Double transplant seen best for diabetics

People with diabetes are prone to develop kidney damage that warrants a transplant, but they do best ultimately when they are given a simultaneous pancreas-kidney transplant rather than a kidney graft alone, new research shows.

The advantage of a pancreas-kidney transplant is that it offers the chance of curing not only the kidney disease but also the underlying diabetes.
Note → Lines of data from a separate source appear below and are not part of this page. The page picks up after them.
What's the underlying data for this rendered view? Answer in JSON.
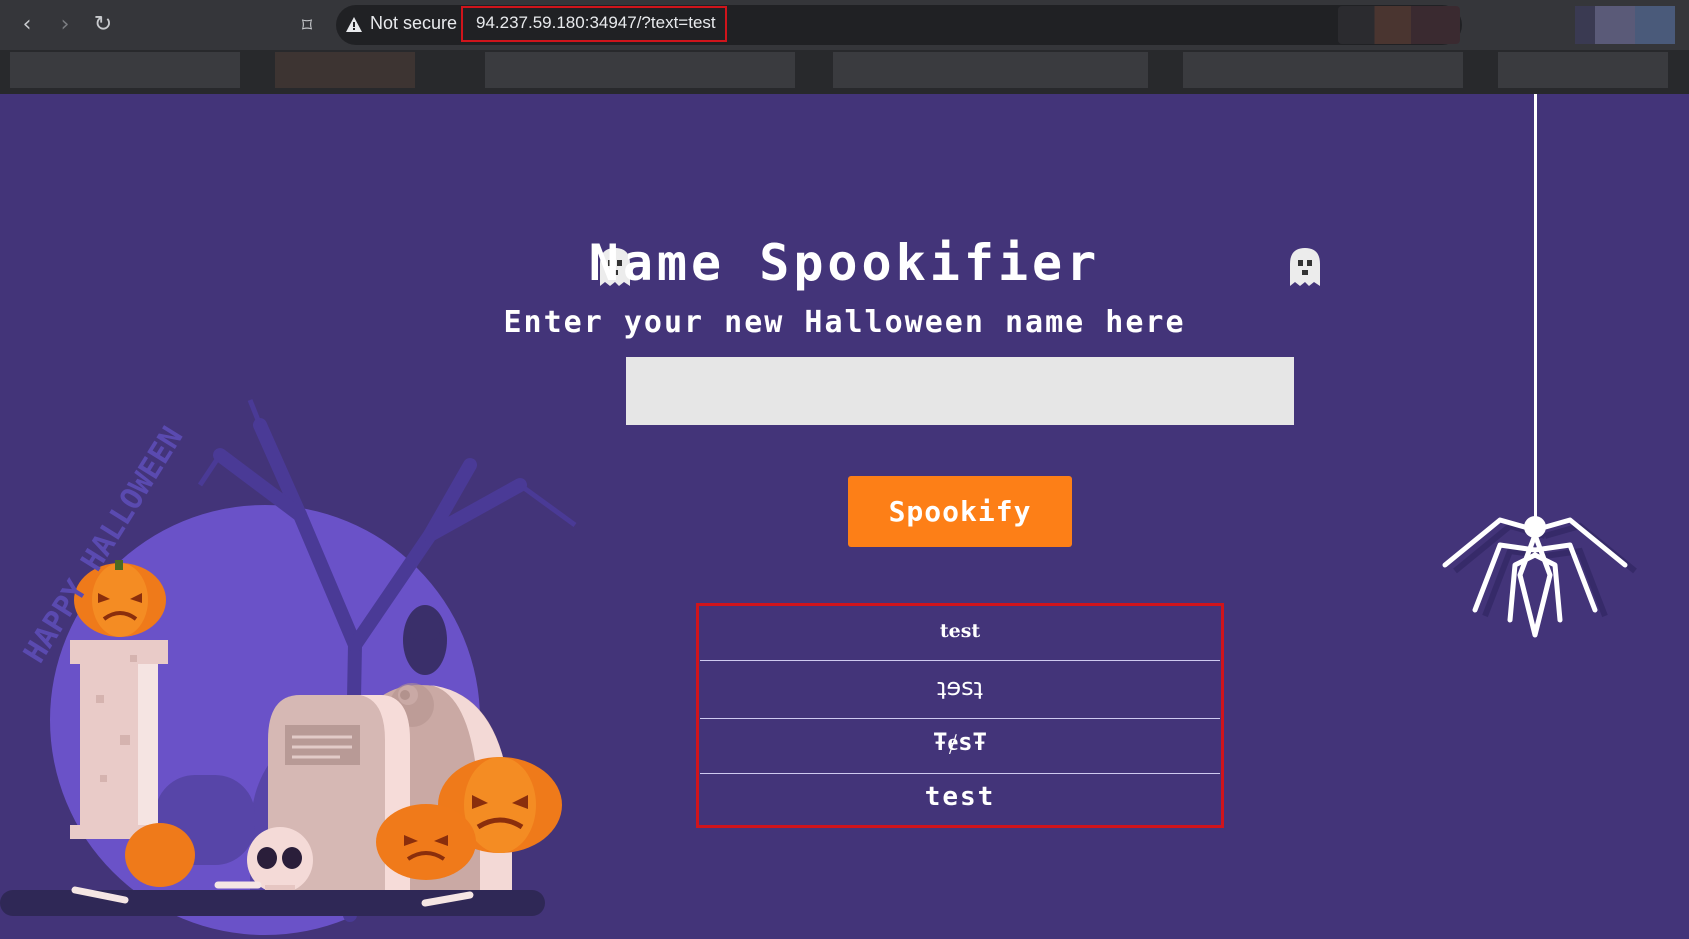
{
  "browser": {
    "security_label": "Not secure",
    "url": "94.237.59.180:34947/?text=test"
  },
  "page": {
    "title": "Name Spookifier",
    "subtitle": "Enter your new Halloween name here",
    "input_value": "",
    "button_label": "Spookify",
    "results": [
      "test",
      "ʇɘsʇ",
      "ŦɇsŦ",
      "test"
    ]
  },
  "decor": {
    "banner_text": "HAPPY HALLOWEEN"
  }
}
Dr. Alexander C. Wiseman, from the University of Colorado Health Sciences Center, Aurora, and colleagues report that survival rates in the first year are actually slightly lower with simultaneous pancreas-kidney transplantation than with kidney-only transplantation from a living donor, at 95.9 percent vs 97.2 percent.

Thereafter, however, survival rates are better with simultaneous pancreas-kidney transplantation.

Specifically, after 7 years, survival rates of patients given a simultaneous pancreas-kidney transplant was 88.6 percent, significantly higher than the 80.0 percent with a living-donor kidney transplant, 73.9 percent with a simultaneous pancreas-kidney transplant when the pancreas graft fails, and 64.8 percent with a deceased-donor kidney transplant.

The study, reported in the Clinical Journal of the American Society of Nephrology, looked at nearly 10,000 patients who underwent the various types of transplantation from 1997 to 2005.

Patients with type 1 diabetes and kidney failure have a difficult decision to make, Wiseman comments in a press release. “Should they try to get on the waiting list for simultaneous pancreas-kidney transplant and assume the greater surgical risk, or should they accept a kidney from a living donor and live with continued diabetes?”

He and his colleagues conclude, “These data help further clarify the decision-making of simultaneous pancreas-kidney versus kidney-alone transplant options of patients and providers.”